Building on the widespread use of online social network services (OSNSs) and mobile applications, we investigate methods, algorithms, protocols and middleware architectures oriented towards the development of participatory systems at the urban scale, while promoting the quality of this participation – considering their contributions of a quantitative nature in a first step. In accordance with the main research objectives of MiMove, interoperability is at the heart of our research. The aim here is to overcome the heterogeneity of the contributed observations as much as of the tools used for contributions. Other considerations of our research are the introduction of efficient solutions from the point of view of resource savings as well as the quality of service provided to users.

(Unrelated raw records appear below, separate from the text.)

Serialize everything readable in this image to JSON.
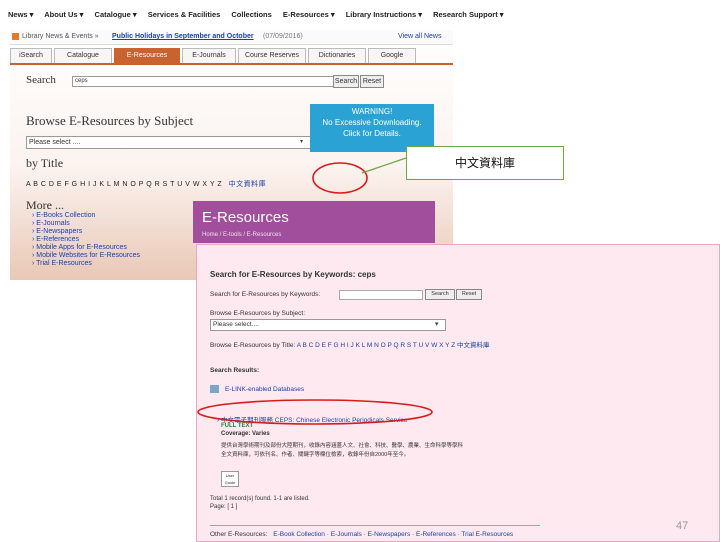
{
  "topnav": [
    "News ▾",
    "About Us ▾",
    "Catalogue ▾",
    "Services & Facilities",
    "Collections",
    "E-Resources ▾",
    "Library Instructions ▾",
    "Research Support ▾"
  ],
  "newsbar": {
    "label": "Library News & Events »",
    "headline": "Public Holidays in September and October",
    "date": "(07/09/2016)",
    "more": "View all News"
  },
  "tabs": [
    "iSearch",
    "Catalogue",
    "E-Resources",
    "E-Journals",
    "Course Reserves",
    "Dictionaries",
    "Google"
  ],
  "active_tab": "E-Resources",
  "search": {
    "label": "Search",
    "value": "ceps",
    "search_button": "Search",
    "reset_button": "Reset"
  },
  "browse": {
    "title": "Browse E-Resources by Subject",
    "select_value": "Please select ...."
  },
  "warning": {
    "line1": "WARNING!",
    "line2": "No Excessive Downloading.",
    "line3": "Click for Details."
  },
  "bytitle": {
    "label": "by Title",
    "letters": "A  B  C  D  E  F  G  H  I  J  K  L  M  N  O  P  Q  R  S  T  U  V  W  X  Y  Z",
    "chinese_link": "中文資料庫"
  },
  "more": {
    "label": "More ...",
    "items": [
      "E-Books Collection",
      "E-Journals",
      "E-Newspapers",
      "E-References",
      "Mobile Apps for E-Resources",
      "Mobile Websites for E-Resources",
      "Trial E-Resources"
    ]
  },
  "callout": "中文資料庫",
  "header2": {
    "title": "E-Resources",
    "breadcrumb": "Home  /  E-tools  /  E-Resources"
  },
  "results_page": {
    "heading": "Search for E-Resources by Keywords: ceps",
    "keywords_label": "Search for E-Resources by Keywords:",
    "search_button": "Search",
    "reset_button": "Reset",
    "browse_label": "Browse E-Resources by Subject:",
    "select_value": "Please select....",
    "bytitle_label": "Browse E-Resources by Title:",
    "letters": "A B C D E F G H I J K L M N O P Q R S T U V W X Y Z 中文資料庫",
    "results_label": "Search Results:",
    "link_label": "E-LINK-enabled Databases",
    "result_title": "中文電子期刊服務 CEPS: Chinese Electronic Periodicals Service",
    "fulltext": "FULL TEXT",
    "coverage": "Coverage: Varies",
    "desc_line1": "提供台灣學術期刊及部份大陸期刊，收錄內容涵蓋人文、社會、科技、醫學、農業、生命科學等學科",
    "desc_line2": "全文資料庫，可依刊名、作者、關鍵字等欄位檢索，收錄年份自2000年至今。",
    "user_guide": "User Guide",
    "total": "Total 1 record(s) found. 1-1 are listed.",
    "page": "Page: [ 1 ]",
    "footer_links": [
      "Other E-Resources:",
      "E-Book Collection",
      "E-Journals",
      "E-Newspapers",
      "E-References",
      "Trial E-Resources"
    ]
  },
  "page_number": "47",
  "colors": {
    "tab_active": "#c8632f",
    "warning_bg": "#2aa3d4",
    "header2_bg": "#a14f9c",
    "results_bg": "#fde9ef",
    "link": "#1a3faa",
    "highlight_circle": "#d81b1b",
    "callout_border": "#6ea642"
  }
}
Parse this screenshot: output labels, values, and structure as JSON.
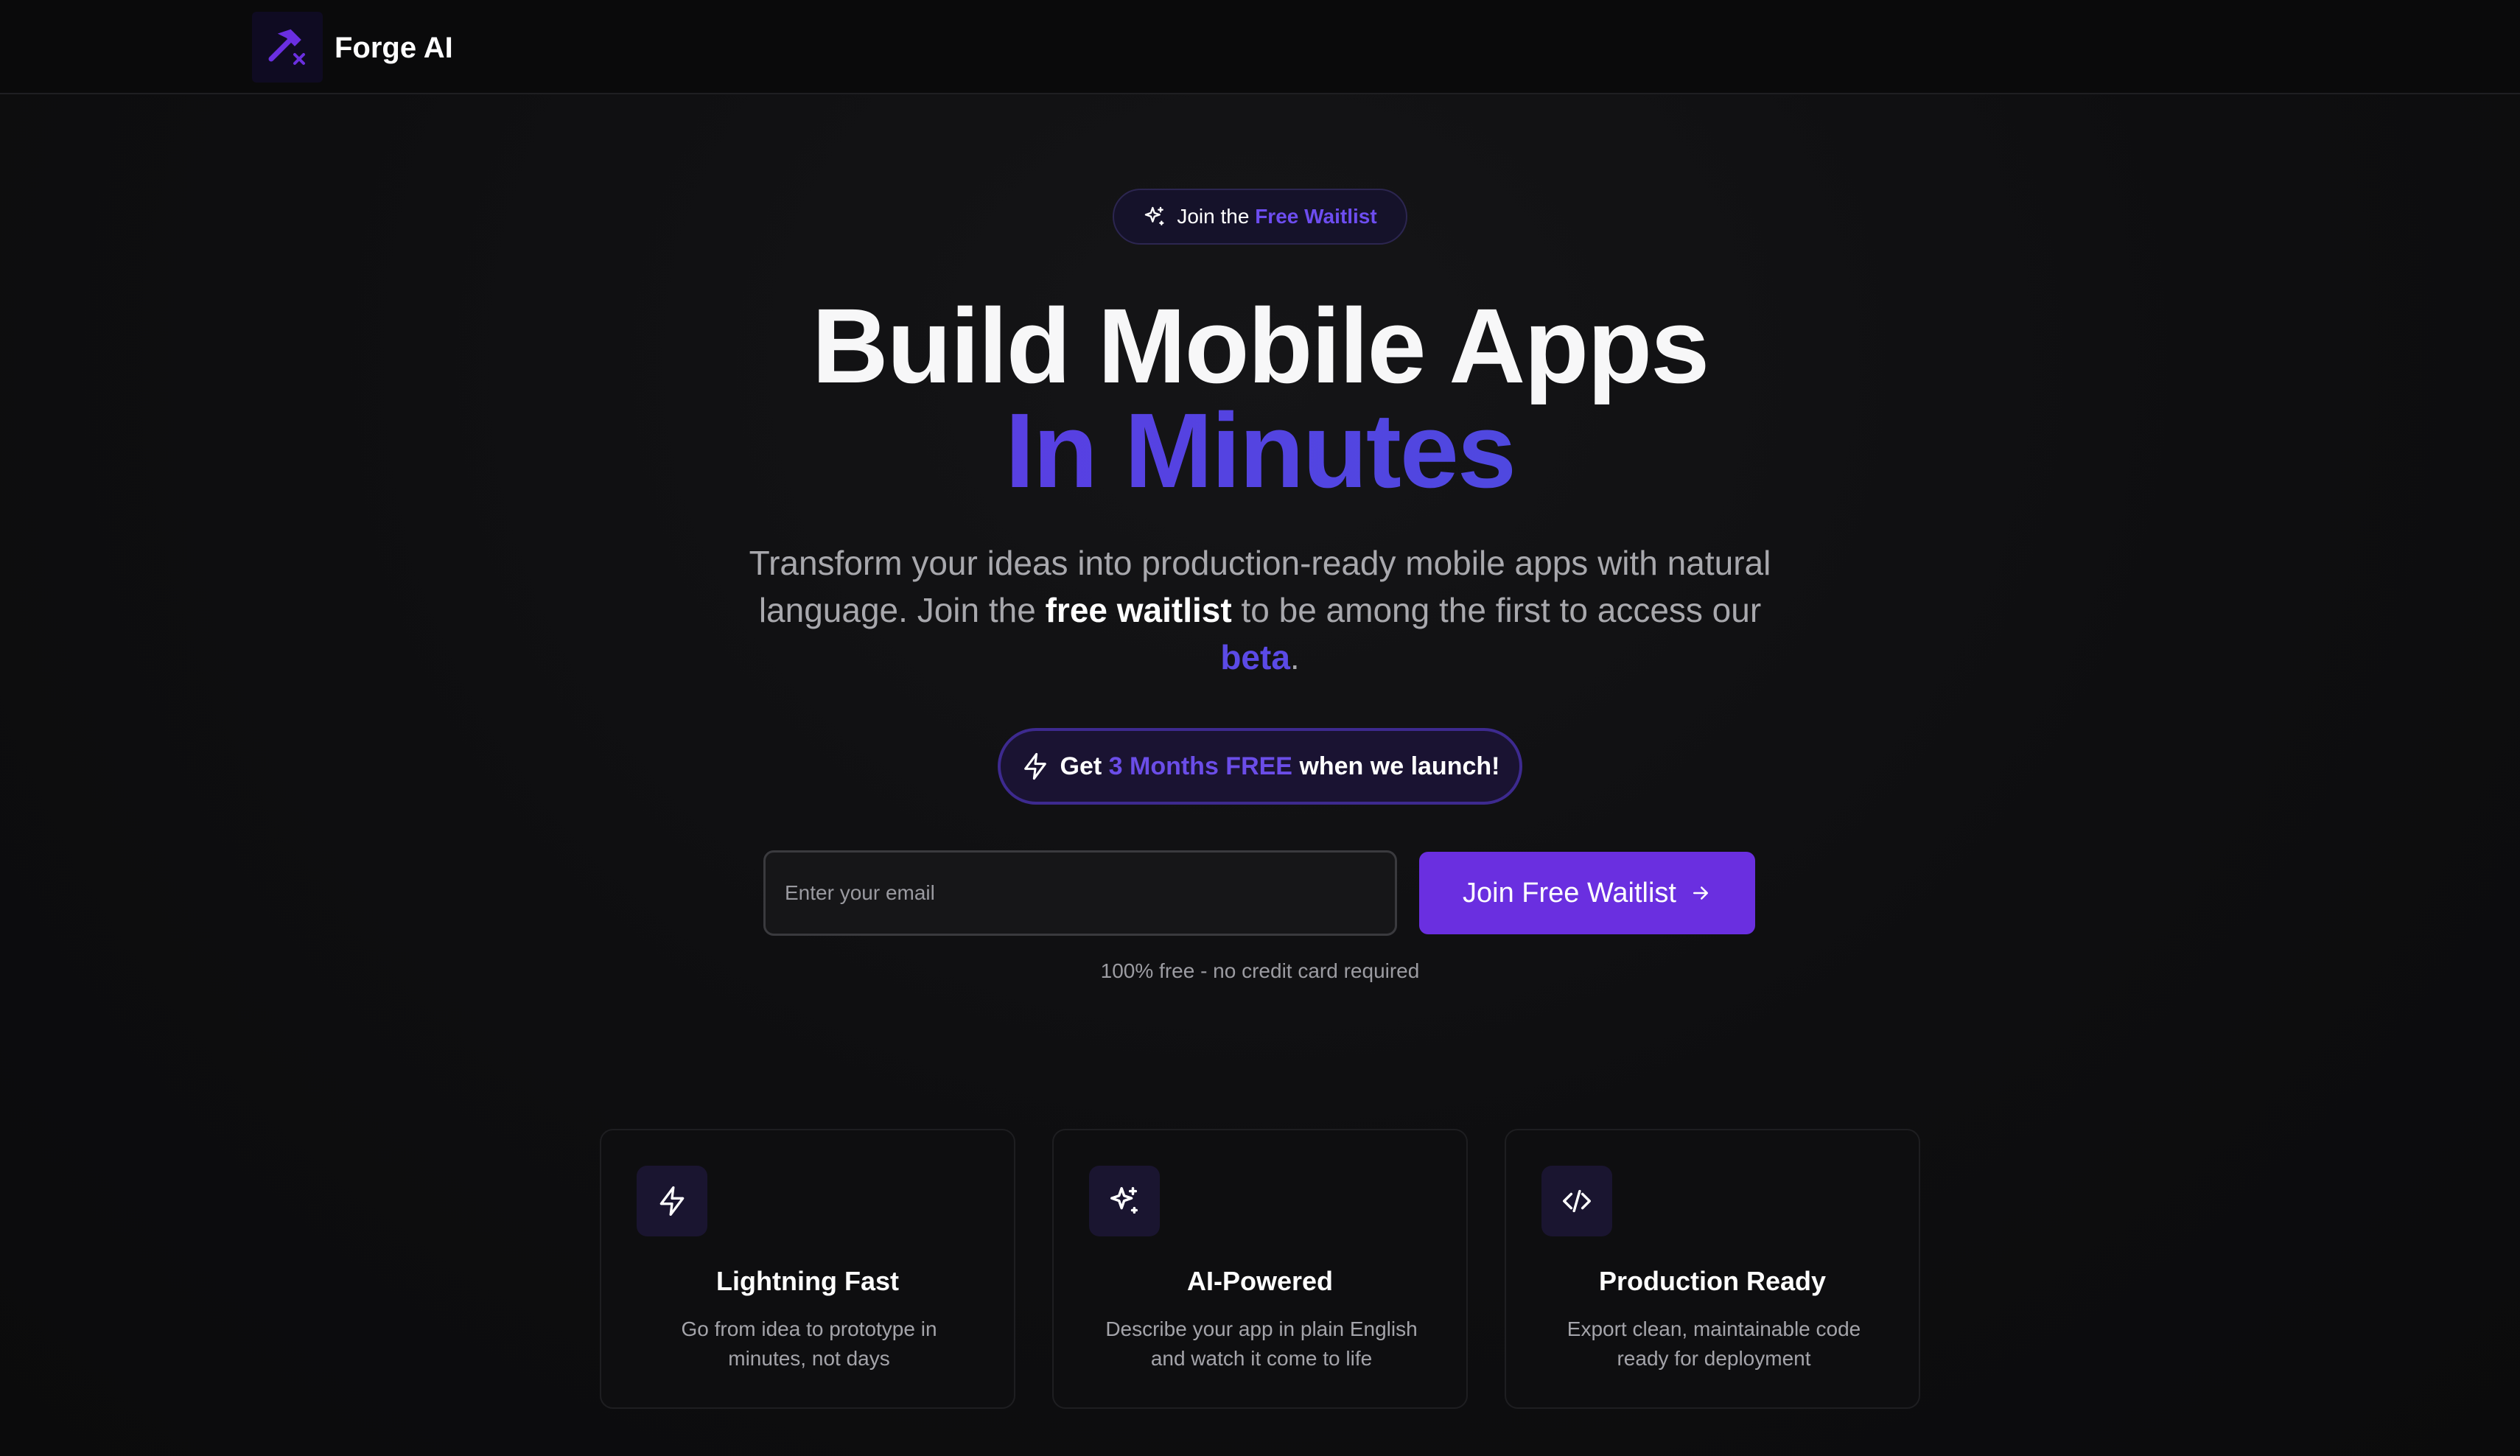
{
  "nav": {
    "brand": "Forge AI",
    "logo_icon": "hammer-x-icon"
  },
  "hero": {
    "badge": {
      "icon": "sparkles-icon",
      "prefix": "Join the",
      "highlight": "Free Waitlist"
    },
    "headline_line1": "Build Mobile Apps",
    "headline_line2": "In Minutes",
    "subtitle": {
      "part1": "Transform your ideas into production-ready mobile apps with natural language. Join the",
      "strong": "free waitlist",
      "part2": "to be among the first to access our",
      "accent": "beta",
      "end": "."
    },
    "promo": {
      "icon": "zap-icon",
      "prefix": "Get",
      "highlight": "3 Months FREE",
      "suffix": "when we launch!"
    }
  },
  "form": {
    "email_placeholder": "Enter your email",
    "email_value": "",
    "button_label": "Join Free Waitlist",
    "button_icon": "arrow-right-icon",
    "fine_print": "100% free - no credit card required"
  },
  "features": [
    {
      "icon": "zap-icon",
      "title": "Lightning Fast",
      "description": "Go from idea to prototype in minutes, not days"
    },
    {
      "icon": "sparkles-icon",
      "title": "AI-Powered",
      "description": "Describe your app in plain English and watch it come to life"
    },
    {
      "icon": "code-icon",
      "title": "Production Ready",
      "description": "Export clean, maintainable code ready for deployment"
    }
  ],
  "colors": {
    "accent": "#6a2fe0",
    "accent_text": "#5b4ae6",
    "background": "#0d0d0e"
  }
}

User-centric Internet measurement and data analysis

This research focuses on developing new algorithms and systems to improve user experience online. Most Internet users are not tech-savvy and hence cannot fix performance problems and anomalous network behavior by themselves. The complexity of most Internet applications makes it hard even for networking experts to fully diagnose and fix problems. Users can’t even know whether they are getting the Internet performance that they are paying for. The long-term objective of this research theme is to automatically detect and troubleshoot network faults and performance disruptions that affect end-users. Our goal is also to help users make more informed choices when picking their Internet service and setting up their networks at home. We have focused on methods to monitor user experience (i.e., the Quality of Experience – QoE) and to diagnose impairments, in particular in home networks.

We implement the outcomes of the three identified research themes as middleware-level functionalities giving rise to software architectures as well as tools for distributed systems and enabling practical application and assessment of our research.